Especial: Juegos Olímpicos Beijing 2008
Victoria española en Galway

Victoria española en Galway

Comparte este contenido con tus amigos

Galway es una pequeña ciudad al oeste de Irlanda que no tendrá más de sesenta y cinco mil habitantes. Fundada por los normandos en el siglo XIII, la ciudad vivió días de apogeo económico siglos atrás e incluso mantuvo un activo comercio con España. Aún la llaman la ciudad de las tribus por las doce familias o “tribus” de burgueses ricos que se repartían el cotarro y gobernaban la alcaldía.

Galway es hoy es un frecuentado destino turístico. Su universidad, fundada en los años cincuenta del siglo XX, es pequeña pero muy acogedora que se abre en verano para miles de alumnos extranjeros. Abundan los americanos y los australianos, muchos descendientes de irlandeses en la diáspora. Pero no son los únicos extranjeros. También hay muchos emigrantes polacos. La colonia la completan los españoles, muy jóvenes en su mayoría. Vienen a sacarse unos euros trabajando en lo que sea mientras aprenden algo de inglés; algo que no siempre consiguen si se pasan la vida entre compatriotas dedicados al deporte nacional del levantamiento de pinta sobre barra fija.

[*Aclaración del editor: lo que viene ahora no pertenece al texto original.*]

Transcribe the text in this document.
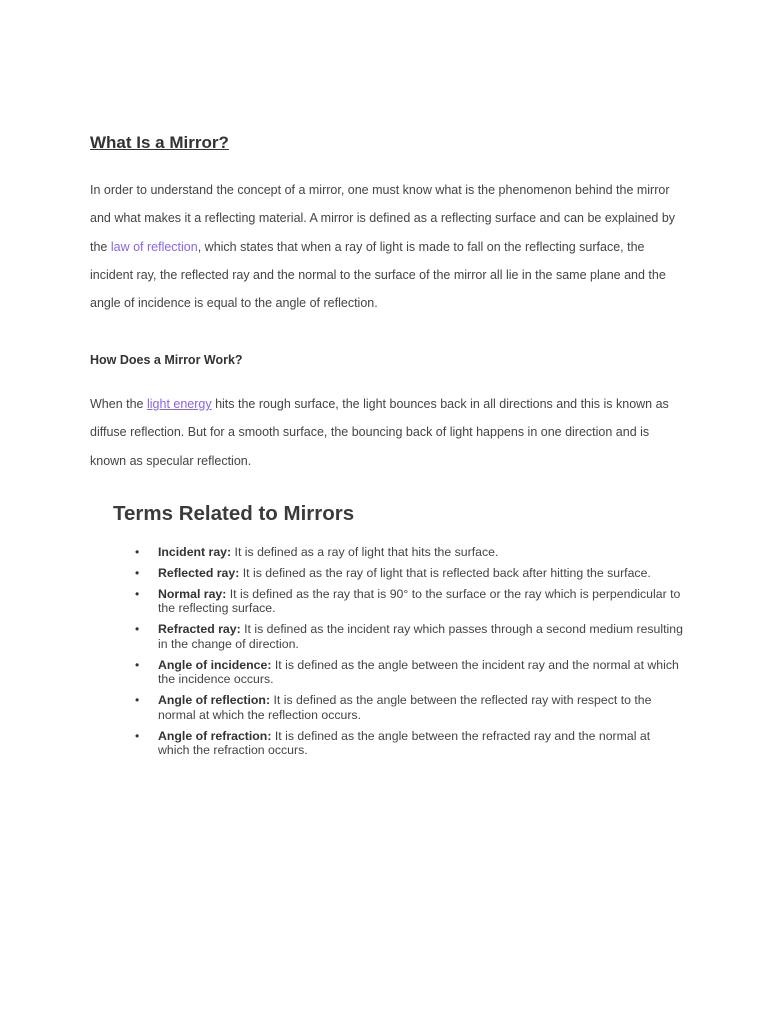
What Is a Mirror?

In order to understand the concept of a mirror, one must know what is the phenomenon behind the mirror and what makes it a reflecting material. A mirror is defined as a reflecting surface and can be explained by the law of reflection, which states that when a ray of light is made to fall on the reflecting surface, the incident ray, the reflected ray and the normal to the surface of the mirror all lie in the same plane and the angle of incidence is equal to the angle of reflection.

How Does a Mirror Work?

When the light energy hits the rough surface, the light bounces back in all directions and this is known as diffuse reflection. But for a smooth surface, the bouncing back of light happens in one direction and is known as specular reflection.

Terms Related to Mirrors
• Incident ray: It is defined as a ray of light that hits the surface.
• Reflected ray: It is defined as the ray of light that is reflected back after hitting the surface.
• Normal ray: It is defined as the ray that is 90° to the surface or the ray which is perpendicular to the reflecting surface.
• Refracted ray: It is defined as the incident ray which passes through a second medium resulting in the change of direction.
• Angle of incidence: It is defined as the angle between the incident ray and the normal at which the incidence occurs.
• Angle of reflection: It is defined as the angle between the reflected ray with respect to the normal at which the reflection occurs.
• Angle of refraction: It is defined as the angle between the refracted ray and the normal at which the refraction occurs.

Normalmente, los evito. Prefiero practicar mi inglés de ligón de playa con otros extranjeros que no hablen español. Pero no fue así el domingo 29 de junio. Ese domingo la selección española de fútbol jugaba la final de la Eurocopa contra Alemania en un resarcimiento tardío por tantas esperanzas frustradas en cuartos. Pero esta vez habíamos llegado a la final y una hinchada alegre se reunió en el céntrico y famoso pub King’s Head, dedicado a la cabeza cortada del rey Charles I en 1649, lúdico acto en el que participó un soldado de Galway.

En la puerta y en el interior éramos una multitud roja. La calle hervía de caras pintadas y dentro no cabía un alma. Superábamos a los alemanes en número, en jolgorio y en mala leche. Calor humano y pintas frías circulaban entre los escasos resquicios que dejábamos libres. Los polacos nos acompañaban en el empeño. Ellos no sienten simpatía alguna por los alemanes.

Cánticos, gritos, emoción. La afición se desmelenaba reclamando goles y alcohol. Y en estas llegó. El gol de Fernando Torres cayó como una bomba en medio de un poblado vietnamita. Fue el delirio. La hecatombe. Las banderas rojigualdas y la espuma turbia de las güiness volaban por encima de nuestras cabezas. La mayoría no se conocía de nada, los amigos eran de hace un par de semanas, los noviazgos durarán lo que dura el verano, pero España jugaba y jugaba bien.

Podíamos ganar, nos dijimos. Esperamos con el corazón en un puño el resultado final. Temblamos cuando los alemanes tiraban a puerta. Vimos al bravo Ballack sangrar. Dijimos “huy” en un par de ocasiones, mirábamos el reloj, nos retorcíamos las manos. Pero una vez más confiamos en que los milagros son posibles. Y ganamos. Porque a veces lo son. Y porque ya iba siendo hora.